La gueule du dragon habitait certains de ses rêves. Elle avait appris à affronter cette silhouette floue, les écailles découpées en filigrane d'une fumée montant de ses naseaux. Une ouverture béante sur deux rangées de dents de platine. Une lumière et un grondement montant non pas de sa gorge, mais de l'Enfer lui-même.

Car les drakens étaient le produit du Démon, tout comme elle l'avait été. Celui que citait le Livre de l'Éveil, et qu'elle avait connu, dans une autre vie. Celui qui avait mené les expériences génétiques à l'origine des scients.

« Je sais que tu es là, dit-elle à haute voix.

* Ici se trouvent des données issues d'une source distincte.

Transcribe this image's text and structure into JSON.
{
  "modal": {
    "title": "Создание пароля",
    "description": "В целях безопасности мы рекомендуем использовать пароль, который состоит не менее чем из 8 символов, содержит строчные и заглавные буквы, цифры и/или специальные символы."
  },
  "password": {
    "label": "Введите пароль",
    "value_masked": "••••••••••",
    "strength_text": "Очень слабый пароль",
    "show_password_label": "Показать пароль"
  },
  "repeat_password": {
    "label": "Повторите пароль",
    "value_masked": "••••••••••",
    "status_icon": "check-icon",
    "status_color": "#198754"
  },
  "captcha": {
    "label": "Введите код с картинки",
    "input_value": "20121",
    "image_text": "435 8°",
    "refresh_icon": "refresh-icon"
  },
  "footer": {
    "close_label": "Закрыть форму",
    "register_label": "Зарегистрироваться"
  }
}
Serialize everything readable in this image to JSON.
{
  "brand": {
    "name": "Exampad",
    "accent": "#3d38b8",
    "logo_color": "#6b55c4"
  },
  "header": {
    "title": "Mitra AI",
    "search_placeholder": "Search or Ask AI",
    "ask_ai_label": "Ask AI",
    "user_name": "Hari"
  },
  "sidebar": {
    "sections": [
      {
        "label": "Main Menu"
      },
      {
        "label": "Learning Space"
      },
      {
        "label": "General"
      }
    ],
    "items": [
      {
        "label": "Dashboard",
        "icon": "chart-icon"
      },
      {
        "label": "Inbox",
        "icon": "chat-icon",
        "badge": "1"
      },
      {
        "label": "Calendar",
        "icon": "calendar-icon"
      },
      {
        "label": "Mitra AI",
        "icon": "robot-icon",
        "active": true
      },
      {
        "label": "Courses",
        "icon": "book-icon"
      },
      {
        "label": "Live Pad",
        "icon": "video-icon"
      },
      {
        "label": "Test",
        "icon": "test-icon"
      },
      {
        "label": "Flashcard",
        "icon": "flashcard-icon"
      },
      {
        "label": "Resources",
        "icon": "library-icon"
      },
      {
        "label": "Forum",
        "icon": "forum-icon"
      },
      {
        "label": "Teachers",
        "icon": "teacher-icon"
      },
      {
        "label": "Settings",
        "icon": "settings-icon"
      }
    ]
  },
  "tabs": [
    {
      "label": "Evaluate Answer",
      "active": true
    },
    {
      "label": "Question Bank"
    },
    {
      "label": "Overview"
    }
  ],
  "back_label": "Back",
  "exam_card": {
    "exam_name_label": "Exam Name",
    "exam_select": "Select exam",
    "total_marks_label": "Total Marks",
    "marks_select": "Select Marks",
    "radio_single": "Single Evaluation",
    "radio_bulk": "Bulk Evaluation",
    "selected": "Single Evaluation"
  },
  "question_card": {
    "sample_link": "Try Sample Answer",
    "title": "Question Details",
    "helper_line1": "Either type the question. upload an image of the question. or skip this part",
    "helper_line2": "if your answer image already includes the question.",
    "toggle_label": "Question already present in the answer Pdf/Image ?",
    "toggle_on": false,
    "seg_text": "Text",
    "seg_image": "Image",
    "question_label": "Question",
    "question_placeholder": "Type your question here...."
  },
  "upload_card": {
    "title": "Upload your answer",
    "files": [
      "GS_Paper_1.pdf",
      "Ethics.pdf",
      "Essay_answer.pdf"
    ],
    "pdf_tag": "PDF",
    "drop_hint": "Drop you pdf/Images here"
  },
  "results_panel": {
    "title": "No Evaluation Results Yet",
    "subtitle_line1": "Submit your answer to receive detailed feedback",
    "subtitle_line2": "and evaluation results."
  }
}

Ses souvenirs défilaient autour d'elle et se raffermissaient. La place était vide, mais les maisons encore debout. En face d'elle, Mira sortit des ombres, à peine corporelle. Ses traits n'étaient qu'une commodité, loin d'une vérité.

— Bonjour, Aléane. Cela faisait longtemps.

— Tu fais partie de moi, Mira. D'où viens-tu ?

— Nous étions deux hybrides. Toi et moi. Je suis morte. Une partie de mon âme a vécu en toi.

— Avant la Chute des Étoiles.

— Oui. Cela remonte à loin. Cela remonte au système Sol. C'est là que tu es née, Almira. Lorsqu'Aléane est morte, tu es née. Diel a décidé que tu ne devais pas mourir. Iel t'a sauvée.

Un vaisseau te ramenait sur Mondor. Il s'est écrasé ; mais Diel t'a encore guidée. Les scients murmuraient déjà sur Mondor. Comme sur Terre, tu t'es sauvegardée dans tout ce qui nous entoure – dans les scients eux-mêmes. Et ce sont eux qui te réincarnent chaque fois dans une nouvelle hybride.

— Je ne comprends pas. Qui est Diel ?

— Je ne sais plus.

— Pourquoi une hybride ?

— Le Démon dont parle le Livre a construit les scients en même temps que les hybrides. Il cherchait à reproduire les pouvoirs de Diel. Il cherchait à pousser la vie vers une nouvelle étape évolutive.

— Quel était mon vrai nom, Mira ?

— Je ne peux pas avoir ce souvenir. Pas plus que les scients. Tu n'étais pas encore connectée à eux, à deux ans, tu étais encore un seul être et tu étais différente. Si tu as perdu ce fragment de ta vie, tu l'as perdu pour toujours. »

Almira ouvrit les yeux.

Mira avait disparu, mais elle serait toujours là. Un fragment glané sur la Terre, parmi quelques autres vestiges d'une existence si lointaine qu'elle en ressemblait à un songe.

Kraïev ne lui apporterait pas plus. Encore cinq heures de marche et elle s'arrêterait à un autre hameau, vivant, celui-là.